Il punto più politico, però, è quello che trasforma l’emergenza in una bomba: i fondi c’erano, ma Niscemi non risulta tra i progetti finanziati. Secondo la ricostruzione, in Sicilia per il dissesto idrogeologico sono stati stanziati 99,3 milioni (con 43,4 milioni già pagati) per 46 progetti, ma nessun progetto avrebbe incluso Niscemi. Ed è proprio questo uno dei nodi su cui la Procura intende acquisire documentazione: non solo l’evento in sé, ma anche la filiera delle scelte amministrative e progettuali.
Sul piano politico regionale, il presidente Renato Schifani punta il dito contro il livello locale: sostiene che negli ultimi nove anni dal Comune di Niscemi non sarebbe arrivata alcuna richiesta di intervento, aprendo una frattura evidente tra responsabilità istituzionali e percezione pubblica dell’abbandono.
Il governo “sul posto”: 100 milioni subito, ma la polemica non si spegne
Roma, nel frattempo, prova a presidiare l’emergenza. La linea indicata è quella del primo stanziamento: un pacchetto iniziale da 100 milioni per coprire i bisogni immediati e avviare la macchina degli interventi, con l’impegno a nuovi passaggi successivi per ricostruzione e ripristino. Ma la cifra viene subito contestata come insufficiente, e la stessa premier – secondo quanto riportato – la definisce un intervento emergenziale, non la soluzione definitiva.
In parallelo arrivano misure “di alleggerimento” per famiglie e imprese: il ministro per la Protezione civile Nello Musumeci parla di sospensione del pagamento delle rate dei mutui e di altre obbligazioni e dell’attivazione, con il ministero del Lavoro, di strumenti di sostegno per aziende ferme e lavoratori coinvolti.
La miccia del Ponte: l’ARS chiede di usare i fondi, Salvini risponde “no”
È qui che esplode la “rissa” politica. In Sicilia cresce la pressione per destinare risorse molto più consistenti alla ricostruzione e alla messa in sicurezza: secondo diverse ricostruzioni, l’Assemblea regionale siciliana approva un ordine del giorno che apre alla possibilità di impiegare per l’emergenza i fondi FSC previsti come cofinanziamento regionale del Ponte, con una cifra indicata attorno a 1,3 miliardi.

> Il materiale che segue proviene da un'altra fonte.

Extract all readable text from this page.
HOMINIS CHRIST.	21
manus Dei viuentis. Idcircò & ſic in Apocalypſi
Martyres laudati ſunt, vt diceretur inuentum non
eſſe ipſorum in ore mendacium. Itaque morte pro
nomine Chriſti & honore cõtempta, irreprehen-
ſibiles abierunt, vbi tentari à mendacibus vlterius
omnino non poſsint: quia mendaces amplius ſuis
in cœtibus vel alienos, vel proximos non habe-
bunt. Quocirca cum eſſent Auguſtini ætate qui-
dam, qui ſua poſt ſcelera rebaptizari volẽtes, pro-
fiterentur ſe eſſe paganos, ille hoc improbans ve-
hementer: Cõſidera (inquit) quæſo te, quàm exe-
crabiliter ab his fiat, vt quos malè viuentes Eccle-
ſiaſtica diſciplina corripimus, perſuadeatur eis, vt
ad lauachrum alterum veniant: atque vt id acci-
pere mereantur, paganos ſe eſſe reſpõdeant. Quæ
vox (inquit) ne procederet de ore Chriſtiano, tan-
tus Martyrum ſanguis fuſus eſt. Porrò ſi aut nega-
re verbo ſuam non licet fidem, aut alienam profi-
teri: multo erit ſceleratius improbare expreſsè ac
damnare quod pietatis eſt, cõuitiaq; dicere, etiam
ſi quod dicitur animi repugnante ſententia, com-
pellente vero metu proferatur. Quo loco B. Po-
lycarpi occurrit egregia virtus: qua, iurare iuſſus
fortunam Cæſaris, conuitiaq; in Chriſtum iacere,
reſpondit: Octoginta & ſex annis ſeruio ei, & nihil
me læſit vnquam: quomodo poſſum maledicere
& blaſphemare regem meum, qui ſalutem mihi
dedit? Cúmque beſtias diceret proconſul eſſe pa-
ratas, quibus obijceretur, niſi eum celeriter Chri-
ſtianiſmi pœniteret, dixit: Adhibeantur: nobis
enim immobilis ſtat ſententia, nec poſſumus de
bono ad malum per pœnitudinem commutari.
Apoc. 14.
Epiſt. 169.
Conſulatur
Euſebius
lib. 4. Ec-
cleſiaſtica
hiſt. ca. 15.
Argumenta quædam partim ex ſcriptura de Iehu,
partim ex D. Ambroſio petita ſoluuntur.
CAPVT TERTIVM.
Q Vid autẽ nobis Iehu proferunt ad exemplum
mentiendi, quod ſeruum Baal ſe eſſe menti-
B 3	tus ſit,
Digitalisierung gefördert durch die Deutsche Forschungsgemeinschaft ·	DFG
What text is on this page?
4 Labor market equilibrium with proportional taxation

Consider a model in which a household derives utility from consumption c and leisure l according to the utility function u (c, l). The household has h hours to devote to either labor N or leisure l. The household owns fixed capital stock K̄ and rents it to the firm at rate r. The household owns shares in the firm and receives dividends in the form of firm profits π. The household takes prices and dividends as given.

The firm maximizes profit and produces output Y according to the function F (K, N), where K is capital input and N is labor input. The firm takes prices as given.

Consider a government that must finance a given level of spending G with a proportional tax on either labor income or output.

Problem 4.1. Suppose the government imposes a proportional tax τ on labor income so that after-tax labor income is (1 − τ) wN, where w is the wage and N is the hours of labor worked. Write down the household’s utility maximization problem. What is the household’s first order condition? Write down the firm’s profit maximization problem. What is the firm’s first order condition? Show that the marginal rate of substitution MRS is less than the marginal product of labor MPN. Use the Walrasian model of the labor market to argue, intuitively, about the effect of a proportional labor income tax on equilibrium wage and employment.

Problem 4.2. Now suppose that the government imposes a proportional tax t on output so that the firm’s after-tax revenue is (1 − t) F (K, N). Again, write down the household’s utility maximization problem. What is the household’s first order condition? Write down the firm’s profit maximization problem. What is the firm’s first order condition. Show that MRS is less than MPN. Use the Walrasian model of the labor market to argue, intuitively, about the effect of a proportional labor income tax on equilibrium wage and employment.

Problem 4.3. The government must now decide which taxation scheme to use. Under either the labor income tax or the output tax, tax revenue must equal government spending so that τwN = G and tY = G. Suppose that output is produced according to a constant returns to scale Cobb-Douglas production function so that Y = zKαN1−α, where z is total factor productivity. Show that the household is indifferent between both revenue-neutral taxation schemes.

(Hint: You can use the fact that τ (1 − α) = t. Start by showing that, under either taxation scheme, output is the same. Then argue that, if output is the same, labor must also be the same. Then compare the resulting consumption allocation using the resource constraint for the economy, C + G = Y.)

La risposta del ministro delle Infrastrutture è la linea del muro: “i fondi non si toccano”, con l’argomento che l’opera – nella sua visione – “aiuterà nelle emergenze”. Una frase che, detta mentre Niscemi rischia di sbriciolarsi, diventa inevitabilmente benzina sul fuoco perché sposta lo scontro dal “quanto serve” al “che cosa è più urgente”.
Il cortocircuito a Roma: decreto Ponte sfilato dal Cdm e Lega irritata
Lo scontro non resta esterno: secondo il retroscena politico, a Palazzo Chigi cresce il timore dell’effetto boomerang e il decreto sul Ponte verrebbe sfilato in extremis dall’ordine del giorno del Consiglio dei ministri, con conseguente irritazione della Lega. Un passaggio che certifica la tensione dentro la maggioranza: da un lato l’urgenza di gestire l’emergenza senza offrire l’immagine di un governo “sordo” davanti alla frana, dall’altro la pressione di chi vuole blindare l’opera e la sua dotazione finanziaria.
Niscemi, in queste ore, è diventata la fotografia di tre crisi sovrapposte: una crisi fisica (la frana e gli sfollati), una crisi amministrativa (il nodo dei progetti mancati e dei fondi PNRR che non hanno intercettato la città), e una crisi politica (la battaglia sui fondi del Ponte che spacca narrazioni e alleanze). L’inchiesta della Procura aggiunge un livello ulteriore: non si discuterà solo di “maltempo”, ma di scelte, ritardi e responsabilità nel tempo.
E mentre il governo tenta di tenere insieme emergenza e agenda, il Ponte diventa il simbolo più divisivo: per Salvini non si sfiora, per una parte della politica – perfino in Sicilia – quei soldi devono diventare subito ricostruzione e sicurezza. In mezzo, una comunità che vive sul bordo della frana e che chiede una sola cosa, prima delle bandiere: che lo Stato arrivi davvero, con atti rapidi e soluzioni strutturali, non solo con promesse e titoli.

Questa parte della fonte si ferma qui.